SanDisk takes swipe at traditional hard drives with ‘affordable’ SSD aimed at verticals and consumers
The SanDisk Z400s claims to outperform traditional hard drive speeds by up to 20 times, all with higher reliability and lower power consumption.
A SanDisk marketing head said that the Z400s represents a “feat of engineering”, with the “cost effective” SSD designed to replace hard-disk drives in computing platforms and embedded applications.
“With a single architecture, SanDisk is able to provide OEMs with an affordable solution for displacing HDDs in today’s cutting edge consumer devices, and help embedded application designers avoid overpaying for un-needed space,” said Rizwan Ahmed, senior director of product marketing, SanDisk. “All while delivering the peak performance and high-reliability that only SSDs can supply.”
The SanDisk Z400s is sampling with customers immediately in mSATA, 2.5” SATA and M.2 (2242 and 2280) form factors, in capacities of 32GB, 64GB, 128GB and 256GB.

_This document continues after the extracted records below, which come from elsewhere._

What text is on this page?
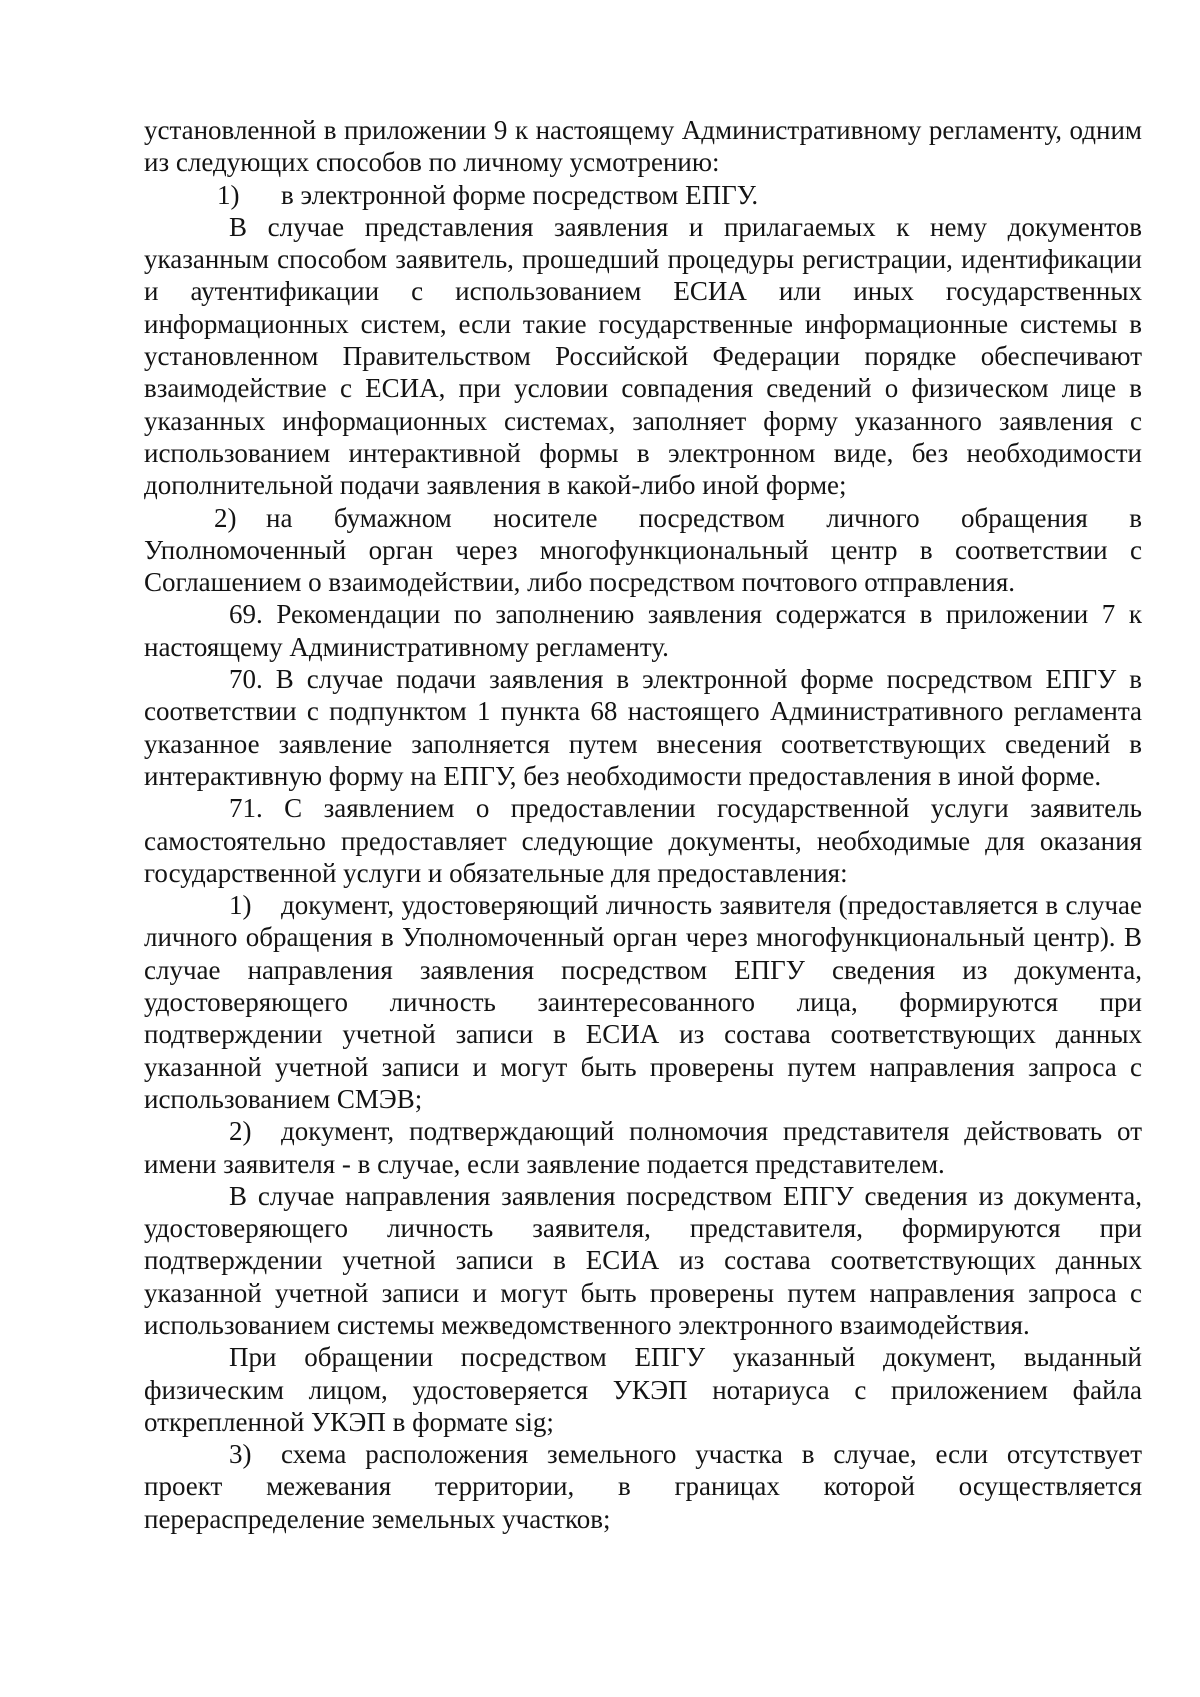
установленной в приложении 9 к настоящему Административному регламенту, одним из следующих способов по личному усмотрению:

1) в электронной форме посредством ЕПГУ.

В случае представления заявления и прилагаемых к нему документов указанным способом заявитель, прошедший процедуры регистрации, идентификации и аутентификации с использованием ЕСИА или иных государственных информационных систем, если такие государственные информационные системы в установленном Правительством Российской Федерации порядке обеспечивают взаимодействие с ЕСИА, при условии совпадения сведений о физическом лице в указанных информационных системах, заполняет форму указанного заявления с использованием интерактивной формы в электронном виде, без необходимости дополнительной подачи заявления в какой-либо иной форме;

2) на бумажном носителе посредством личного обращения в Уполномоченный орган через многофункциональный центр в соответствии с Соглашением о взаимодействии, либо посредством почтового отправления.

69. Рекомендации по заполнению заявления содержатся в приложении 7 к настоящему Административному регламенту.

70. В случае подачи заявления в электронной форме посредством ЕПГУ в соответствии с подпунктом 1 пункта 68 настоящего Административного регламента указанное заявление заполняется путем внесения соответствующих сведений в интерактивную форму на ЕПГУ, без необходимости предоставления в иной форме.

71. С заявлением о предоставлении государственной услуги заявитель самостоятельно предоставляет следующие документы, необходимые для оказания государственной услуги и обязательные для предоставления:

1) документ, удостоверяющий личность заявителя (предоставляется в случае личного обращения в Уполномоченный орган через многофункциональный центр). В случае направления заявления посредством ЕПГУ сведения из документа, удостоверяющего личность заинтересованного лица, формируются при подтверждении учетной записи в ЕСИА из состава соответствующих данных указанной учетной записи и могут быть проверены путем направления запроса с использованием СМЭВ;

2) документ, подтверждающий полномочия представителя действовать от имени заявителя - в случае, если заявление подается представителем.

В случае направления заявления посредством ЕПГУ сведения из документа, удостоверяющего личность заявителя, представителя, формируются при подтверждении учетной записи в ЕСИА из состава соответствующих данных указанной учетной записи и могут быть проверены путем направления запроса с использованием системы межведомственного электронного взаимодействия.

При обращении посредством ЕПГУ указанный документ, выданный физическим лицом, удостоверяется УКЭП нотариуса с приложением файла открепленной УКЭП в формате sig;

3) схема расположения земельного участка в случае, если отсутствует проект межевания территории, в границах которой осуществляется перераспределение земельных участков;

SanDisk highlighted a number of use cases for the Z400s. The firm reckons the SSD will be particularly useful in POS for shops, restaurants, and other industries that rely on a high level of customer experience. Another use could be in security surveillance.
“The Z400s is extremely beneficial at the point of image capture, where ruggedness, durability and performance are critical, but storage requirements are relatively short-term,” said SanDisk.
“This includes digital cameras where images are cleared more frequently, but still operate 24/7 in order to reduce risk, such as in courtrooms or government buildings, healthcare facilities and shopping malls.”
Unfortunately, SanDisk did not disclose prices for the SSD, but did say that it will be comparable to hard disk drives.
“Intelligent Systems continue to play a critical role in disrupting traditional industries as connectivity, flash and sensor technology allows us to drive more value for applications and data,” said Mario Morales, vice president of IDC’s Enabling Technologies and Semiconductors research group.
“The value chain for the embedded market is broad and fragmented across a large set of industries that span decades of development and commercialisation.